Julien Sadiet, de 33 años, aceptó el trabajo; le serviría de mucho, pensó en su interior.

 Revisó los archivos concienzudamente. Se hizo asesorar por los policías para que lo pusieran al tanto de las anteriores investigaciones. No dejó rincón de la ciudad y sus alrededores sin recorrer. Preguntar a los vecinos e interrogar a los sospechosos. Fue a los bares; los parques; las casas de Cita; lugares en los cuales se reúnen los intelectuales. Resultado de su investigación: cero. Estaba agobiado. No había nadie que diera una pequeña pista. Hasta que cierto día, vino a su memoria un cuadro que había visto en el Museo de su ciudad. El curioso cuadro que le había gustado tanto. Recordó que el cuchillo tenía las iniciales N.M. y que éstas correspondían al nombre del pintor Narciso Marat. Su rostro se iluminó.

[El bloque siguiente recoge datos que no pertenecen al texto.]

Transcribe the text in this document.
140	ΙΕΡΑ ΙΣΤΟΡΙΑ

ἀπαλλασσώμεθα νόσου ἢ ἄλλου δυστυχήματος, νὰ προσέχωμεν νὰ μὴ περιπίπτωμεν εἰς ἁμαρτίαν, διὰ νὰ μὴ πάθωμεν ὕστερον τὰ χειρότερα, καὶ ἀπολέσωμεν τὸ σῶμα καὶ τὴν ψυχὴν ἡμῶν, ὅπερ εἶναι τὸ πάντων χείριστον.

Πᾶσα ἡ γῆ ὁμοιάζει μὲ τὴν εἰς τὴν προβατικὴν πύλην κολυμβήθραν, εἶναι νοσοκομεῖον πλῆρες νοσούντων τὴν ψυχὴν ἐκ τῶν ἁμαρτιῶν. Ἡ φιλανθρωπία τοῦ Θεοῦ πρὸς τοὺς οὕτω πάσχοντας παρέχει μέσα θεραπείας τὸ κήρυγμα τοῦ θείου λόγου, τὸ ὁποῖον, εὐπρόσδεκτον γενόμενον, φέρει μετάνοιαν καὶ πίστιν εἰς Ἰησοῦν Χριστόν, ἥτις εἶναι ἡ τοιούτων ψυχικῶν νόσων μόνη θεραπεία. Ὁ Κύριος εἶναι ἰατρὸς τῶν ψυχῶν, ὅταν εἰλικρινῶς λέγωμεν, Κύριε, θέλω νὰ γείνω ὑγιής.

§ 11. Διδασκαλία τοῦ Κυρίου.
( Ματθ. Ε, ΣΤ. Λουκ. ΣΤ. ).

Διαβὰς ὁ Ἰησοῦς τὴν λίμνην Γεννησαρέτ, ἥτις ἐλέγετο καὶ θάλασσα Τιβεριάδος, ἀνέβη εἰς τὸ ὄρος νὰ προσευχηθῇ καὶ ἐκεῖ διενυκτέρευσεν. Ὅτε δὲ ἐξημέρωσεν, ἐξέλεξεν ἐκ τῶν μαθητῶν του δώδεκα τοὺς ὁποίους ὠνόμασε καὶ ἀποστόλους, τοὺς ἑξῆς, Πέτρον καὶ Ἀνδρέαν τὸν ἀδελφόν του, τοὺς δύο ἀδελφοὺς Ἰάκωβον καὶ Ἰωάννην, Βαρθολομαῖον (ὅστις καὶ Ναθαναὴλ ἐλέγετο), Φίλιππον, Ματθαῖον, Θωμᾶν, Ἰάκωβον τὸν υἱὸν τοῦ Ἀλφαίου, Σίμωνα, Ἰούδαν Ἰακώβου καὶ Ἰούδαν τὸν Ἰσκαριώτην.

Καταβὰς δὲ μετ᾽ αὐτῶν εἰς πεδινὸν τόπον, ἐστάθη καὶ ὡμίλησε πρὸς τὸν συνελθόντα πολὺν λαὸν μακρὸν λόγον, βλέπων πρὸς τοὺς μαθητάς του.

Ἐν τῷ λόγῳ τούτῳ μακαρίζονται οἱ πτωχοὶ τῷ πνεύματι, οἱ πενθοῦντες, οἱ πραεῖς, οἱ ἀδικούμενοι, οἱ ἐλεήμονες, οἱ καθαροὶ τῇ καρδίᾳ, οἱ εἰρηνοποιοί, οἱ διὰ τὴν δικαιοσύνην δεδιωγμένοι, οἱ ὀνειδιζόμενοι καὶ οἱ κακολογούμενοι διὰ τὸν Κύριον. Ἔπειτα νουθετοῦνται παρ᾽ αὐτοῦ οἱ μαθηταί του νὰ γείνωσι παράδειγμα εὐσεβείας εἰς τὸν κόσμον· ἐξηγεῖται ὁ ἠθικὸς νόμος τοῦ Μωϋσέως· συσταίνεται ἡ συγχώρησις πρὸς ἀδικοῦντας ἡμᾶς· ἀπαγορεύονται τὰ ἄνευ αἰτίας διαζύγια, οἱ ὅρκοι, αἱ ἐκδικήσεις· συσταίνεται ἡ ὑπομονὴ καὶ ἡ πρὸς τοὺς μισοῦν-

Ordenó detener las investigaciones. Habló con su superior. Le dijo que el caso estaba por resolverse y que necesitaba viajar a su ciudad. El supervisor lo felicitó calurosamente; también pensó en el ascenso que le esperaba por la victoria a conseguir.

 Llegó al condado y se dirigió a la casa de Narciso Marat. Grande fue su sorpresa cuando le dijeron los vecinos que la mansión estaba cerrada hacía 20 años y que habían encontrado a don Narciso muerto con un puñal en el pecho.

¿Qué curioso –pensó para sí, el hombre de negro–  qué curioso cuadro, no es cierto?

***

Ñuñoa, 1977

 

José Paredes (Osorno, Chile, 1951).

Profesor de Literatura Española e Hispanoamericana; poeta y narrador. Ha publicado los siguientes libros: en poesía, Autos de Fe (1983), La separación de los amantes (1990), Viaje a Ithaca (1993), Firmamento y olas (2008); en narrativa, Roja tus bocas (1982), Para nunca olvidar (1985; 2010, segunda edición), Los elegidos (1990), El toro y otros cuentos del sur (2001), Sacrilegios (2005). Actualmente está en el programa de doctorado en Literatura Española e Hispanoamericana en la Universidad de Salamanca, España. Su tesis doctoral es sobre la poesía del poeta chileno Jorge Teillier.